The common counts and the counts in trover sought recovery for the value of the damaged car alleged to have been converted by the defendant. This, added to the partial loss, on which the counts proceed, could not, under the evidence, make the total recovery greater than the actual value of the car immediately before the fire.
Neither would an unconditional promise to pay the loss, as set up in a special count, extend beyond the secured loss.
We cannot, therefore, find reversible error in the ruling of the court granting a new trial.
The numerous other rulings on pleading and evidence need not be here reviewed in detail. A few principles, mostly admitted in briefs, will furnish some guide to the trial court, if the case comes to another trial.
The knowledge of Hammond, the agent of the insurer, who took the application for the policy, that he personally held a mortgage on the car, was not notice to the insurer. Such knowledge by Hammond did not constitute a waiver of the warranty against mortgages. Riverside Development Co. v. Hartford Ins. Co., 105 Miss. 184, 62 So. 169, Ann. Cas. 1916D, 1274; 22 Cyc. 1435.
However, knowledge of the existence of the Hammond mortgage, acquired by the adjuster soon after the fire, and communicated to the home office, followed by the telegram to the attorneys at Birmingham agreeing to pay the loss, was a waiver of the breach of the warranty against incumbrances. It is admitted this telegram was in response to a notice from plaintiff touching negotiations to purchase Hammond's interest in the policy and the car. Georgia Home Ins. Co. v. Allen, 128 Ala. 451, 30 So. 537. This telegram, however, was not an agreement to pay as for a total loss.
The issue raised as to the use of the car for business purposes is not so presented at this time as to call for decision. The schedule of warranties should be construed in connection with the conditions set out earlier in the policy, especially exclusion No. 8.
The chief controversy in the case arises over the question of partial or total loss. In this connection the handling of the damaged car after the fire becomes material.
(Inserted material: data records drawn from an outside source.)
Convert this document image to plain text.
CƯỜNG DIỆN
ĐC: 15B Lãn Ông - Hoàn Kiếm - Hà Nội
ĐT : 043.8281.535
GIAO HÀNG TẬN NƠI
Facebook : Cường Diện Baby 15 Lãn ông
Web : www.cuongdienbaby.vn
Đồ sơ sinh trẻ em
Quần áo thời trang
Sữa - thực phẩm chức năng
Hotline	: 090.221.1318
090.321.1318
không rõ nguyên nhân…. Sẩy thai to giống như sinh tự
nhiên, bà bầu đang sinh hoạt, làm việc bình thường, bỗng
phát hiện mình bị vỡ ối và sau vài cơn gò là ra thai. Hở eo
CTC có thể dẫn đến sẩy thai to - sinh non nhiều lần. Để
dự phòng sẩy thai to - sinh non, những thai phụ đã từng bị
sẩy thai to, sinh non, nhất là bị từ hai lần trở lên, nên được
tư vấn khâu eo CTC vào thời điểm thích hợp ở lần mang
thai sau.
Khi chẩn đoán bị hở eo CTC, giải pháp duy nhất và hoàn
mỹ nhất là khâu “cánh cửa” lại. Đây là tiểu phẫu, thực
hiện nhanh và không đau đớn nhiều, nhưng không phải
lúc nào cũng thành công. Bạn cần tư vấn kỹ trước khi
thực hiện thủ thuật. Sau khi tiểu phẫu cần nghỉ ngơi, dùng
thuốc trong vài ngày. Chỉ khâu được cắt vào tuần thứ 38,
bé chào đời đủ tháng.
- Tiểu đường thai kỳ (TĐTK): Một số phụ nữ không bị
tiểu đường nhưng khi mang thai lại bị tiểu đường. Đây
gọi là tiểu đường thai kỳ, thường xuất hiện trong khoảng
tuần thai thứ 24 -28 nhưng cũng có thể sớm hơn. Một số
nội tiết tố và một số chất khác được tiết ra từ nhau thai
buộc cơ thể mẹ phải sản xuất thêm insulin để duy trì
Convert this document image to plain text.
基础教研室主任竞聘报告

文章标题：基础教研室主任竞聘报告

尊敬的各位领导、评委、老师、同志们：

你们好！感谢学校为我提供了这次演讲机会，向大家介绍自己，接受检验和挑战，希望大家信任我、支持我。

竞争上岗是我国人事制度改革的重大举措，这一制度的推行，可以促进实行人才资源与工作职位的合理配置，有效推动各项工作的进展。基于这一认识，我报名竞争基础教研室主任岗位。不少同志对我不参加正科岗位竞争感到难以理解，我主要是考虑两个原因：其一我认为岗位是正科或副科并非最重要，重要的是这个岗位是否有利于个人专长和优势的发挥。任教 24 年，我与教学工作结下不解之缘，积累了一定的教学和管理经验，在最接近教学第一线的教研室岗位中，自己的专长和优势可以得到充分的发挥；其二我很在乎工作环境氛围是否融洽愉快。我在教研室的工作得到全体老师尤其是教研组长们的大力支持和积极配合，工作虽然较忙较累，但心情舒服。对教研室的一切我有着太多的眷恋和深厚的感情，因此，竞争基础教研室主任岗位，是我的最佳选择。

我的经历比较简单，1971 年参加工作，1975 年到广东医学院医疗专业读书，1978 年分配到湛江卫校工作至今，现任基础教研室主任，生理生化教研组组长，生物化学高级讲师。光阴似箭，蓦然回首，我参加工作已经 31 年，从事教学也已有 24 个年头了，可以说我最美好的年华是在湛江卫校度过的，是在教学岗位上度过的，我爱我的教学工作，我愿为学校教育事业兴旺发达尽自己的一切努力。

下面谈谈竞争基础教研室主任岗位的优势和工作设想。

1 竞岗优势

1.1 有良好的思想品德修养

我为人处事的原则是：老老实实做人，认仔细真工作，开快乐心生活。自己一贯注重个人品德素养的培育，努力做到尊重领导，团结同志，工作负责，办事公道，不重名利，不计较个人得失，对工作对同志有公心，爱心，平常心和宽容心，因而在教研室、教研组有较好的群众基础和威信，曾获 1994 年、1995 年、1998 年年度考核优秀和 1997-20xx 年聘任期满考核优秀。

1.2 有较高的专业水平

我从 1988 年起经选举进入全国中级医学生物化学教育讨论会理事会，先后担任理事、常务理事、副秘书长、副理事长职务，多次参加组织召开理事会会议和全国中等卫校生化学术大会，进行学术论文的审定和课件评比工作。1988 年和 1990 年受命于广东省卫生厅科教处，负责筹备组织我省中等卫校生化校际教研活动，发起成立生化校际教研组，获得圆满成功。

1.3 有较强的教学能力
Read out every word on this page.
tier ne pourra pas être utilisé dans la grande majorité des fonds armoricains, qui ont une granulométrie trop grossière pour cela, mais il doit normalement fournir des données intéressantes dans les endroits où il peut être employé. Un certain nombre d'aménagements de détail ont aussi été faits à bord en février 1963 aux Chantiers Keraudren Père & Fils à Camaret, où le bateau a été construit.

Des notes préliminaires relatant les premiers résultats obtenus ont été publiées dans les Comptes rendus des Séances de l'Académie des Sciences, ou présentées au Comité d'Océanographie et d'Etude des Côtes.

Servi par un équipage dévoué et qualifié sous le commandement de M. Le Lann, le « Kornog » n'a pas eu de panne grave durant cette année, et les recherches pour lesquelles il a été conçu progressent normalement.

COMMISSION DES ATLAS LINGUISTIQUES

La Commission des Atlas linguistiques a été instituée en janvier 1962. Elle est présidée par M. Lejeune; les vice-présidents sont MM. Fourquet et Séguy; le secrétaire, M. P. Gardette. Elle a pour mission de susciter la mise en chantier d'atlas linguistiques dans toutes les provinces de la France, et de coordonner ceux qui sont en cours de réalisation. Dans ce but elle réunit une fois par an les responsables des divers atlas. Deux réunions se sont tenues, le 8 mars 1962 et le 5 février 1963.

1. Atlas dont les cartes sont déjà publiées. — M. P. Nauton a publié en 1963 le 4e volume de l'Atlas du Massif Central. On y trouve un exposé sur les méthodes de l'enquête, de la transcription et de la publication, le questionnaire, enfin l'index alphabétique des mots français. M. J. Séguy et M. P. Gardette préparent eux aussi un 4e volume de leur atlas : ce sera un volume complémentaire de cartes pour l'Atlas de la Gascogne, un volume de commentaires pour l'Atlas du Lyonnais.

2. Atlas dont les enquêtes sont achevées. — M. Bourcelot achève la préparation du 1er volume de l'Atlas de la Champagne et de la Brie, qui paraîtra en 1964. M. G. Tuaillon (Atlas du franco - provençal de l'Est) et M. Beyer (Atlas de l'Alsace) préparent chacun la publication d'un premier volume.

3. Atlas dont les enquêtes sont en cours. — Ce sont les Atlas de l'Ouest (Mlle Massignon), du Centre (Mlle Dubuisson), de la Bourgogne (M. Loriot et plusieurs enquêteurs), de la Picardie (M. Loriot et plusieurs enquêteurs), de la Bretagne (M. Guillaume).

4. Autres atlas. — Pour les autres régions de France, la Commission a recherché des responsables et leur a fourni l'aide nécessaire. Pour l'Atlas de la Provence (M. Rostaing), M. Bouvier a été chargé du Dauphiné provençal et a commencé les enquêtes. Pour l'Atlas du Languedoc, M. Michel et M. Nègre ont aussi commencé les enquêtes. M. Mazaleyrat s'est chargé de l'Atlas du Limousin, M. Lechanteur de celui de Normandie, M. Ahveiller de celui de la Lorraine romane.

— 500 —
If Jackson, the insured, soon after the fire, turned over the damaged car to Hammond, as mortgagee, and shortly thereafter the adjuster of the insurer inspected the car and ordered Hammond, as agent of the insurer, to store the car, thereby assuming dominion over the car and causing storage charges to accrue against it, what then? The insurer had the option to repair the car on giving 30 days' notice. This notice was not given and no repairs ever made. It follows, in such event, that, if the car remained under the control of the insurer in storage to the time suit was brought, without offer to return it to the owner, the plaintiff had the election to treat such act as a conversion, and sue in trover or case, or waive the tort and sue in assumpsit in connection with counts on the policy. In that event the aggregate amount of recovery would be the cash value of the car immediately before the fire, less any damage from removal of parts or otherwise between the date of the fire and the date of conversion. The insurer would lose the right to insist on paying the cost of repairs which by its own act it had failed to do or allow to be done.
On the other hand, if the adjuster, knowing Hammond's interest in the car as mortgagee, or as representative of Jackson, the insured, merely advised him in the interest of all parties to shelter the car pending proof of loss and adjustment, and thereupon Hammond, having such control of the car, put it in storage and it so remained, this plaintiff took the car under the assignments from Jackson and Hammond cum onere. In this event plaintiff could only recover the value of the car immediately before the fire, less its salvage value after the fire, or, if capable of being rebuilt with parts of like material and quality, then the reasonable cost of such repairs. All this is subject to the finding whether there was an agreement binding on the insurer, after notice of all the facts, to pay as for a total loss.
The judgment awarding a new trial is affirmed.
ANDERSON, C. J., and SOMERVILLE and THOMAS, JJ., concur.